By Rithish Ramesh, Karnik Modi, and Piyush Srivastava
Workato’s AI Research Lab is focused on helping customers extend their production automation with agentic AI capabilities, systems that can reason, act, and orchestrate work across the business. At Workato’s scale, processing 1 trillion automated workloads, LLM inference efficiency is a hard requirement: every millisecond of latency and every wasted GPU cycle directly impacts cost, throughput, and reliability. To make agentic workloads production-ready, the team needed an inference stack built for production scale – delivering predictable performance and unit economics at scale, not just raw compute.
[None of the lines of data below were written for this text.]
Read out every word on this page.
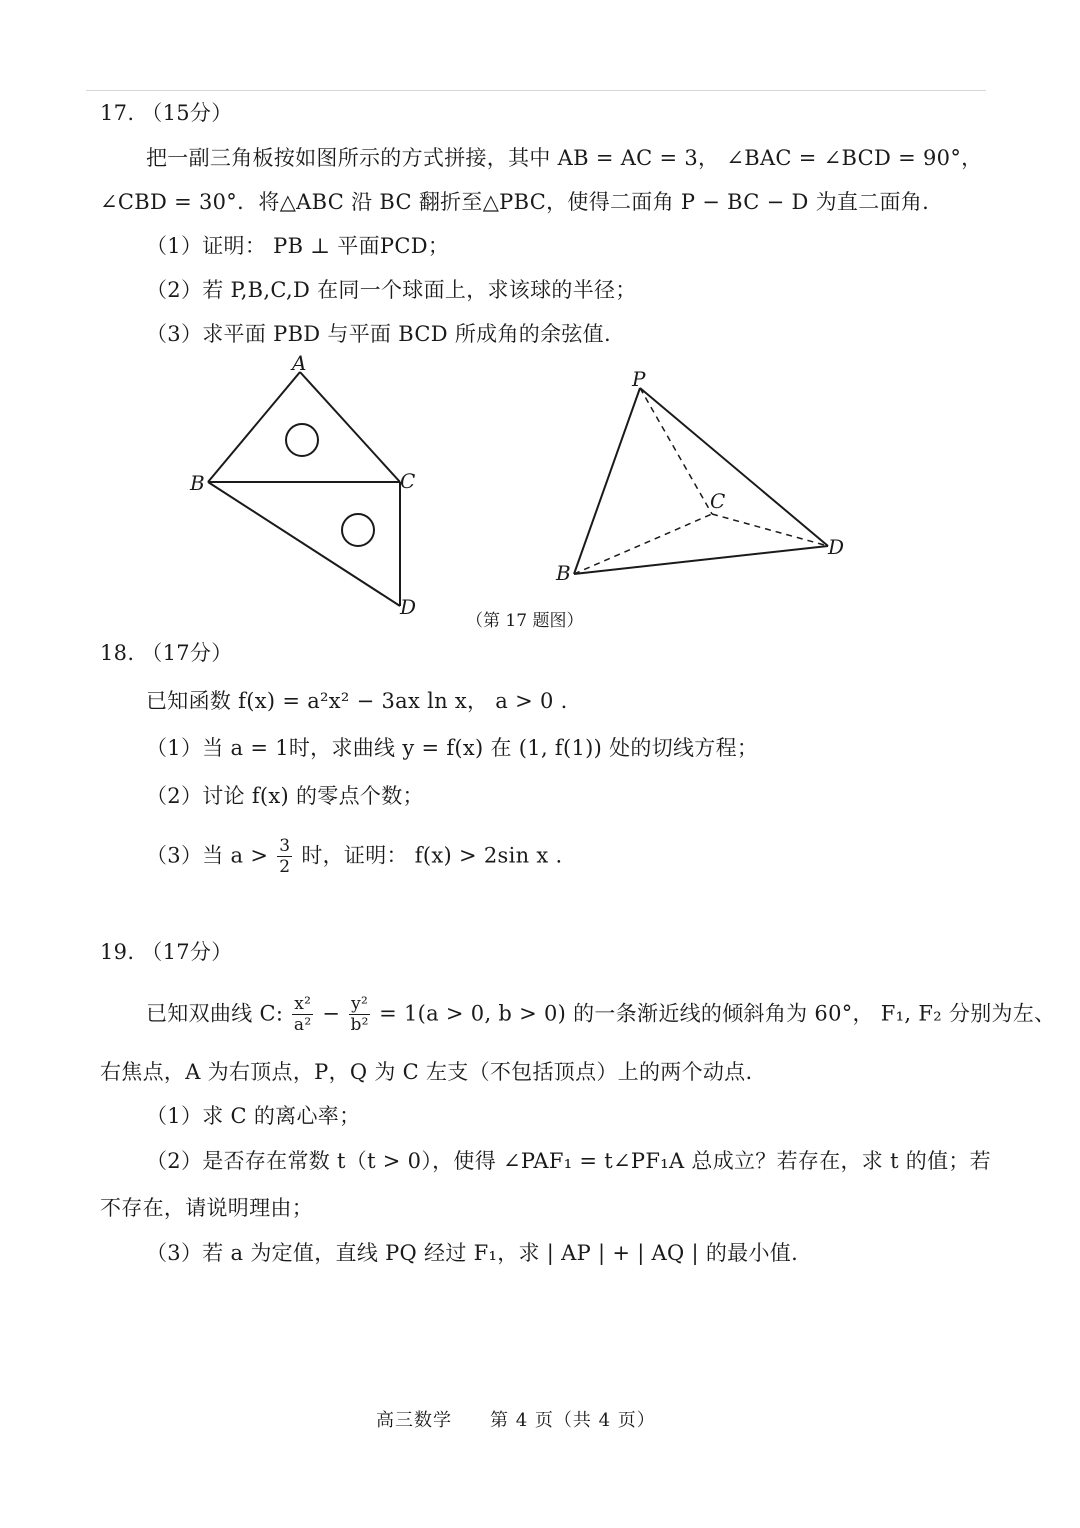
17. （15分）
把一副三角板按如图所示的方式拼接，其中 AB = AC = 3， ∠BAC = ∠BCD = 90°，
∠CBD = 30°．将△ABC 沿 BC 翻折至△PBC，使得二面角 P − BC − D 为直二面角.
（1）证明： PB ⊥ 平面PCD；
（2）若 P,B,C,D 在同一个球面上，求该球的半径；
（3）求平面 PBD 与平面 BCD 所成角的余弦值.
A
B	C
D
P
B
C
D
（第 17 题图）
18. （17分）
已知函数 f(x) = a²x² − 3ax ln x， a > 0 .
（1）当 a = 1时，求曲线 y = f(x) 在 (1, f(1)) 处的切线方程；
（2）讨论 f(x) 的零点个数；
（3）当 $a > \frac{3}{2}$ 时，证明： f(x) > 2sin x .
19. （17分）
已知双曲线 C: $\frac{\text{x²}}{\text{a²}} - \frac{\text{y²}}{\text{b²}} = 1(a > 0$, b > 0) 的一条渐近线的倾斜角为 60°， F₁, F₂ 分别为左、
右焦点，A 为右顶点，P，Q 为 C 左支（不包括顶点）上的两个动点.
（1）求 C 的离心率；
（2）是否存在常数 t（t > 0），使得 ∠PAF₁ = t∠PF₁A 总成立？若存在，求 t 的值；若
不存在，请说明理由；
（3）若 a 为定值，直线 PQ 经过 F₁，求 | AP | + | AQ | 的最小值.
高三数学　　第 4 页（共 4 页）
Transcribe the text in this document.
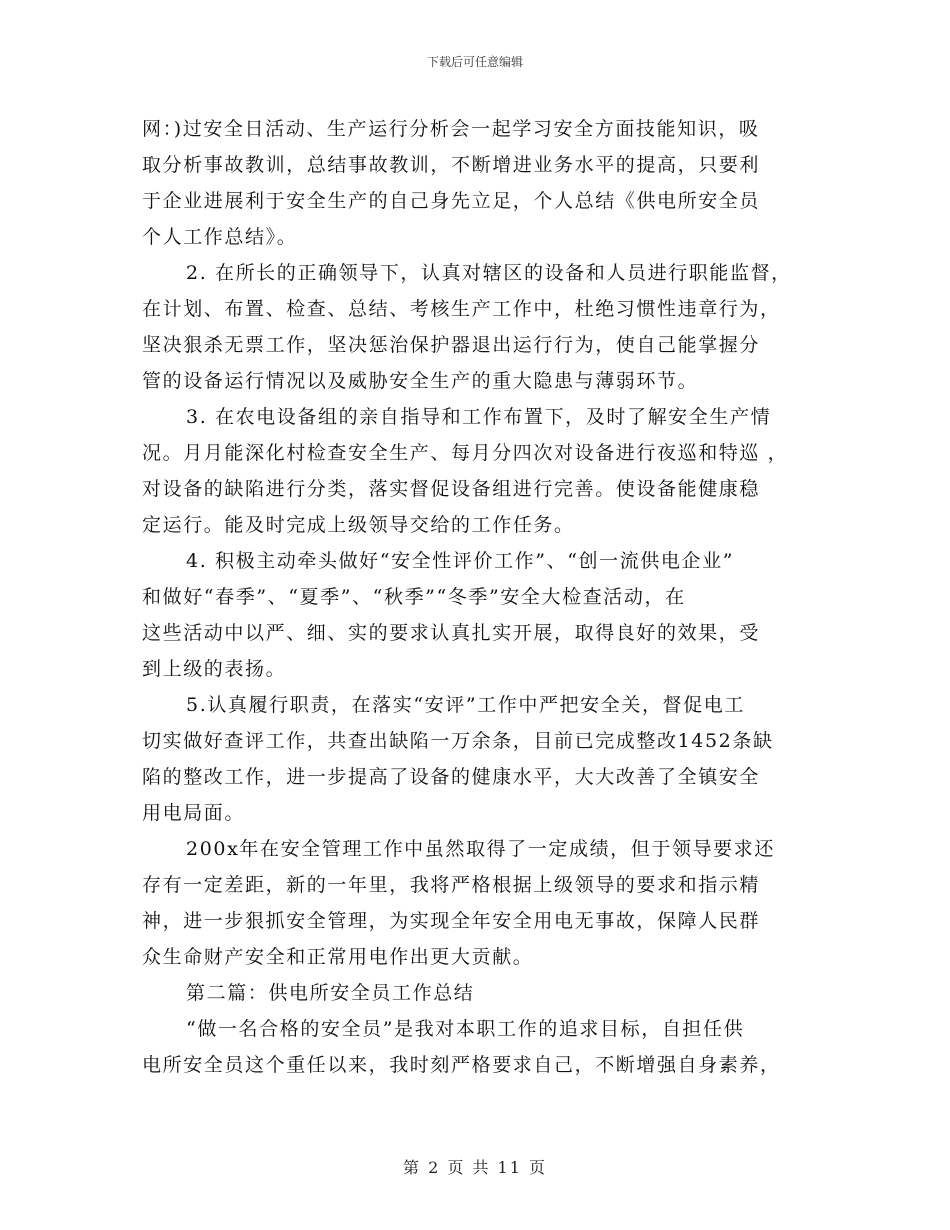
下载后可任意编辑
网：)过安全日活动、生产运行分析会一起学习安全方面技能知识，吸
取分析事故教训，总结事故教训，不断增进业务水平的提高，只要利
于企业进展利于安全生产的自己身先立足，个人总结《供电所安全员
个人工作总结》。
2. 在所长的正确领导下，认真对辖区的设备和人员进行职能监督，
在计划、布置、检查、总结、考核生产工作中，杜绝习惯性违章行为，
坚决狠杀无票工作，坚决惩治保护器退出运行行为，使自己能掌握分
管的设备运行情况以及威胁安全生产的重大隐患与薄弱环节。
3. 在农电设备组的亲自指导和工作布置下，及时了解安全生产情
况。月月能深化村检查安全生产、每月分四次对设备进行夜巡和特巡 ，
对设备的缺陷进行分类，落实督促设备组进行完善。使设备能健康稳
定运行。能及时完成上级领导交给的工作任务。
4. 积极主动牵头做好“安全性评价工作”、“创一流供电企业”
和做好“春季”、“夏季”、“秋季”“冬季”安全大检查活动，在
这些活动中以严、细、实的要求认真扎实开展，取得良好的效果，受
到上级的表扬。
5.认真履行职责，在落实“安评”工作中严把安全关，督促电工
切实做好查评工作，共查出缺陷一万余条，目前已完成整改1452条缺
陷的整改工作，进一步提高了设备的健康水平，大大改善了全镇安全
用电局面。
200x年在安全管理工作中虽然取得了一定成绩，但于领导要求还
存有一定差距，新的一年里，我将严格根据上级领导的要求和指示精
神，进一步狠抓安全管理，为实现全年安全用电无事故，保障人民群
众生命财产安全和正常用电作出更大贡献。
第二篇：供电所安全员工作总结
“做一名合格的安全员”是我对本职工作的追求目标，自担任供
电所安全员这个重任以来，我时刻严格要求自己，不断增强自身素养，
第 2 页 共 11 页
DigitalOcean partnered with Workato’s AI Research Lab team to design and tune this deployment on its Agentic Inference Cloud, using NVIDIA Dynamo with vLLM on DigitalOcean Kubernetes Service (DOKS). To support 100K-token context lengths without degrading performance, NVIDIA H200 GPUs were selected for their 141GB HBM3e memory capacity.
The memory footprint of the workload was around 125 GB (comprising the model weights, key value cache, and activation buffer), so a single NVIDIA H200 GPU is able to fit the whole footprint. However, the team used 8-way tensor parallelism per node to maximize sustained throughput and latency stability under a concurrent load.
Digitalocean tested across two different configurations for Workato, and afterwards, the results for NVIDIA Dynamo + vLLM on DOKS showed:
Best in class queries-per-second across all tested configurations
67% higher throughput per GPU with 79% lower end-to-end latency and 77% time-to-first-token compared to different configurations on identical hardware
33% lower hardware cost using a NVIDIA H200 GPU vs. a NVIDIA A100 GPU for equivalent performance
67% lower model cost while using half the GPUs
The key here was to introduce key/value (KV)-aware routing in order to reduce redundancies and capture maximum value across performance and cost for the inference stack.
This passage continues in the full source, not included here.